Голос томный, как в тех сценах из фильмов про любовь, которые смотреть стыдно, а отвернуться невозможно.
— Погоди, у тебя и сердце бьётся как-то неправильно, — извиваясь змеёй, медленно сползаю ниже. Ненароком провожу нежными пальчиками по волосам Соколова, скольжу по его щекам и шее, а сама прикладываю ухо к напряжённой груди, будто пытаюсь прослушать пульс. — Да тебе совсем плохо, Илюша!
— Да! — хрипло выдыхает Соколов и прикрывает глаза. А я между делом вновь тянусь к его лицу. Позабыв о приличиях, трусь о его тело, как голодная кошка. И результат не заставляет себя ждать: губы парня непроизвольно приоткрываются, дыхание сбивается с привычного ритма, да и твёрдость фантазий Соколова ощущается моим телом на все сто.

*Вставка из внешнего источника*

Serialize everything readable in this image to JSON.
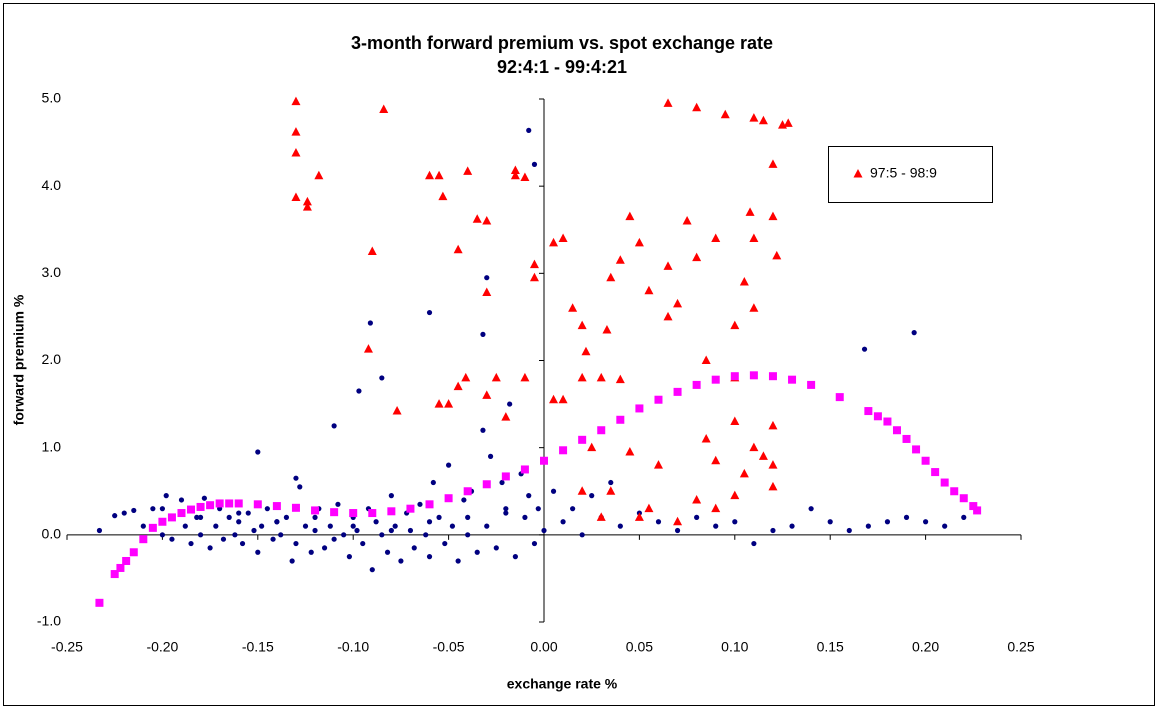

— Бедненький, — ладонью накрываю колючую щеку, а сама едва справляюсь со снующими по коже мурашками. — Тебе, что, воздуха не хватает, да?
— Немного, — никак не выходит из роли несчастного Илья.
— Сейчас, мой хороший! — силясь не рассмеяться, кусаю губы, а потом сажусь на Илью верхом и начинаю стягивать с него чужую толстовку. Благо та безразмерная, да и «больной» не думает сопротивляться.
— Вот, так-то лучше! — пробегаю пальчиками по рельефной груди парня, обтянутой тонкой, застиранной тканью футболки
— Сейчас станет полегче, – я и сама вхожу во вкус нашей игры, и не замечаю, когда начинаю обводить рисунок на плече Ильи. Какие-то узоры, напоминающие переплетённые между собой знаки бесконечности. Они вьются, цепляются друг за дружку и в итоге образуют букву «Я».